Ah Eylül! Ah Leyla!
Eylül'ümüz gitti, Leyla'mız gitti... Ufuk'tan haber yok...Hiç etrafınıza baktınız mı? Küçük şehirler bir nebze de, büyük şehirlerde, anneler, babalar, dedeler, neneler, çocuklarının ellerinden...
Eylül'ümüz gitti, Leyla'mız gitti... Ufuk'tan haber yok...
Hiç etrafınıza baktınız mı? Küçük şehirler bir nebze de, büyük şehirlerde, anneler, babalar, dedeler, neneler, çocuklarının ellerinden tutmuşlar okula götürüyorlar. Okulların dağılma saatlerinde neredeyse öğrenciler kadar veliler var.
İnsanın korkusu insandan! Ya çocuğumuzun başına bir şey gelirse?
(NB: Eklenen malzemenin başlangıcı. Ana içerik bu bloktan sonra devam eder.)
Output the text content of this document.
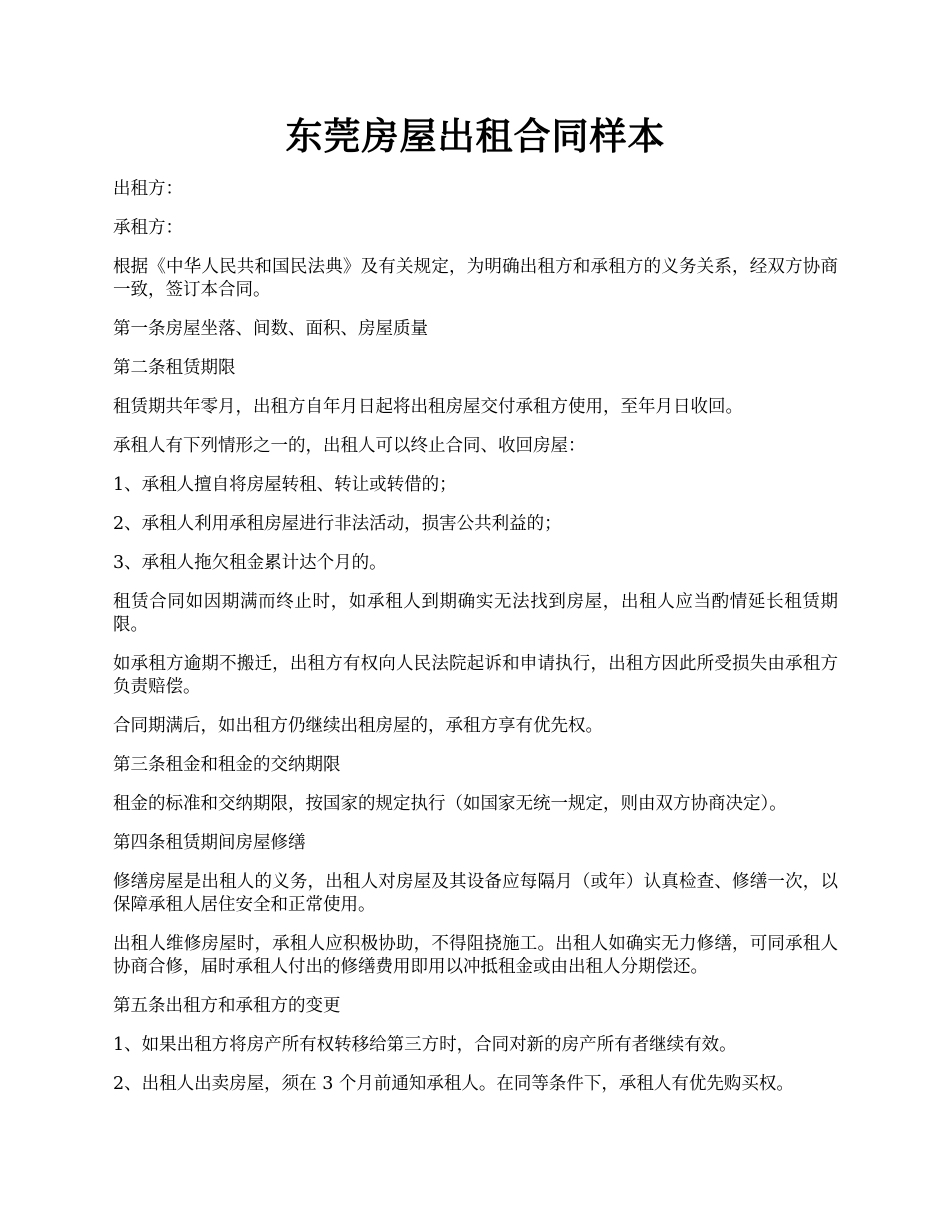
东莞房屋出租合同样本

出租方：

承租方：

根据《中华人民共和国民法典》及有关规定，为明确出租方和承租方的义务关系，经双方协商一致，签订本合同。

第一条房屋坐落、间数、面积、房屋质量

第二条租赁期限

租赁期共年零月，出租方自年月日起将出租房屋交付承租方使用，至年月日收回。

承租人有下列情形之一的，出租人可以终止合同、收回房屋：

1、承租人擅自将房屋转租、转让或转借的；

2、承租人利用承租房屋进行非法活动，损害公共利益的；

3、承租人拖欠租金累计达个月的。

租赁合同如因期满而终止时，如承租人到期确实无法找到房屋，出租人应当酌情延长租赁期限。

如承租方逾期不搬迁，出租方有权向人民法院起诉和申请执行，出租方因此所受损失由承租方负责赔偿。

合同期满后，如出租方仍继续出租房屋的，承租方享有优先权。

第三条租金和租金的交纳期限

租金的标准和交纳期限，按国家的规定执行（如国家无统一规定，则由双方协商决定）。

第四条租赁期间房屋修缮

修缮房屋是出租人的义务，出租人对房屋及其设备应每隔月（或年）认真检查、修缮一次，以保障承租人居住安全和正常使用。

出租人维修房屋时，承租人应积极协助，不得阻挠施工。出租人如确实无力修缮，可同承租人协商合修，届时承租人付出的修缮费用即用以冲抵租金或由出租人分期偿还。

第五条出租方和承租方的变更

1、如果出租方将房产所有权转移给第三方时，合同对新的房产所有者继续有效。

2、出租人出卖房屋，须在 3 个月前通知承租人。在同等条件下，承租人有优先购买权。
Biz küçüklüğümüzde Ayla'yı bilirdik. Kaçırılmıştı. Günlerce, aylarca, yıllarca arandı. Bulunamadı. Ve hâlâ konuşulur. Girin, Ayla'nın hikâyesini okuyun. O tarihlerden bugünlere gelince, artık kaybolan, katledilen, cinsî sapıkların elinde heder olan binlercesinden, on binlercesinden, bahsediyoruz. Hepimizin yüreği yangın yeri.
Zâlim olmasa, mazlum olur mu?
İyilikleri bilmek için, kötülükleri bilmek gerekir. Kötüler hep vardır. Önce tedbir. Tedbir kötülere karşı alınacak; ama kötülerin ıslahı da şart. Islah etme de bir tedbirdir.